This needs to be said. I need you all to hear it.

This needs to be said. I need you all to hear it.

By De Lena Dreasler.

It doesn’t matter if you’re having a very mild procedure like a filling, or if you are due for major abdominal surgery. If you’re tired from the PTA or you lost a loved one. Every time you have a procedure, accident, or illness, even if you don’t feel bad, even if it goes well, even if you don’t have it, can’t afford it, hate to do it, or think it’s silly, you still need to have extra steroids available. There is no other way around it.

There is this misconception in the AI community that steroids help is feel better or “normal” and that if you don’t have them you can just rest, drink some broth, and wait until your body recovers from whatever it is you needed extra cortisol for in the first place. This is frighteningly inaccurate.

Cortisol controls your whole body. All the inflammation markers in your body are under the influence of cortisol. Your lungs breathe, your heart pumps, your blood sugar stays high enough to keep you out of a coma, your blood pressure is stable, your electrolytes stay in balance to protect your kidneys from failure, your heart from infarction, your brain from hallucinations and seizing.

You do not have low energy if something serious happens after the procedure like an infection or God forbid an accident or mistake. You suffer from the chance of death. Even from something minor.

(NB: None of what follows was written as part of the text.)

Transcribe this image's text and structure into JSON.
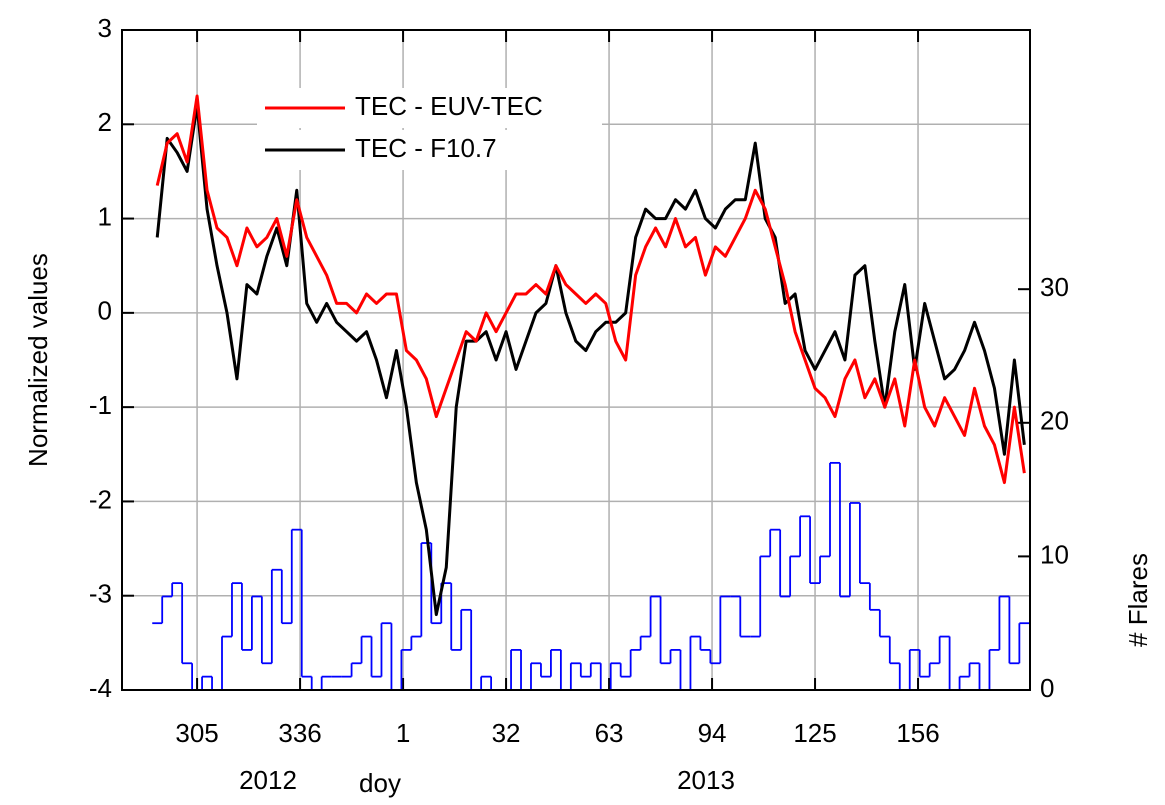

If you are on the way to the doctor’s office and a lady hits your car with hers in the parking lot and it scares you, you burn most of your cortisol for the day. Then you call the insurance and burn more. Your spouse yells at you and your son is late getting picked up. There’s the rest of that cortisol. Then you have the procedure. You already feel terrible. You go home and can’t get out of bed for some reason. Your spouse makes dinner. Now you don’t even have enough cortisol to get through the night, much less heal from your “simple” procedure. Your stomach is upset. Your head hurts. You drink a coke to help the headache. You get really sleepy. The next morning you can barely wake up. Your chest is pounding. You check your blood pressure and it’s low. Or high. Maybe it’s just different for you and not really something that concerning. You’re irritable and cranky. You can’t think straight. You can barely make your son breakfast and you don’t want any. Later that night you spike a fever. It’s way too high. 102.7
Your letter from the doctor’s office says to call the nurse. You call and give your history. She says call your endo. You don’t have an endo. You go to the ER even though it costs out the ass. The ER doc says it’s a virus but here’s an antibiotic just in case. You go to the pharmacy and you can’t walk. You get your meds that cost too much and take the first dose. Your infection you can’t fight, your trip to the ER, your antibiotics all used your daily dose of cortisol you took this morning. You see, your adrenals, had they been normal, would have made the equivalent of 200 mg hydrocortisone to deal with this terrible two days, but you only gave it 10 mg. Now your body is in debt. You are negative 70 cortisol and you need to be positive 200. You have a big problem. But you can’t think clearly about this because your brain doesn’t have what it needs. Or your lungs. Or your stomach. Or your heart. You ask for advice on your group and someone says eat soup and take a nap. You take their advice, even though others are text ‘screaming’ at you to go to the ER. But you already did that. You just need to sleep it off. You spend the next half hour in the bathroom with a pounding headache and the big D. You sip your soup then fall asleep. In the morning your son can’t wake you. Your spouse calls an ambulance and the paramedics rush you to the local hospital where they give an IV and a bright on-call endo gives you a steroid bolus. You come around and they bring you back. You were very lucky. Now you’re 29,000 dollars in the hole and your body has an infection somewhere, probably from your procedure, turning septic. Your husband misses work, your son cries every day you’re in the hospital, and you feel so terrible some days you secretly wish they hadn’t saved you. But at least you are not a butterfly on someone’s profile.

I tell you this not to scare you, but to warn you. This happens. We watch it every day in these groups. Most times people pull through because they are very lucky. Sometimes, hell, too often, they are not lucky. That stress dose before could have saved a lot of trouble, even a life.

I’m not a doctor. I can’t tell you what to do. But this is not a minor inconvenience, not a thorn in your side. Unfortunately this is a grave necessity. You NEED an endo. Probably even more than you need the procedure you need an endo to consult with about in the first place. You NEED extra steroids. Before. After. Just in case. In the event of _____. Not soup. Not broth. Not rest. Steroids. You don’t make them but you have to have them. Every day. Every stress. Every time.

I wish you the best. I want you to be safe. I need you to be OK. I trust you’ll do whatever you can to take care as best you can and I’m not shaming you, or telling you off, or insulting you. I’m begging with love and concern, as if you are my sister, my brother, my cousin, my best friend. Please find an endo. Please have those extra steroids available. For me. For us. For you.

I don’t want to risk losing you. You are my family and I love you. Hugs.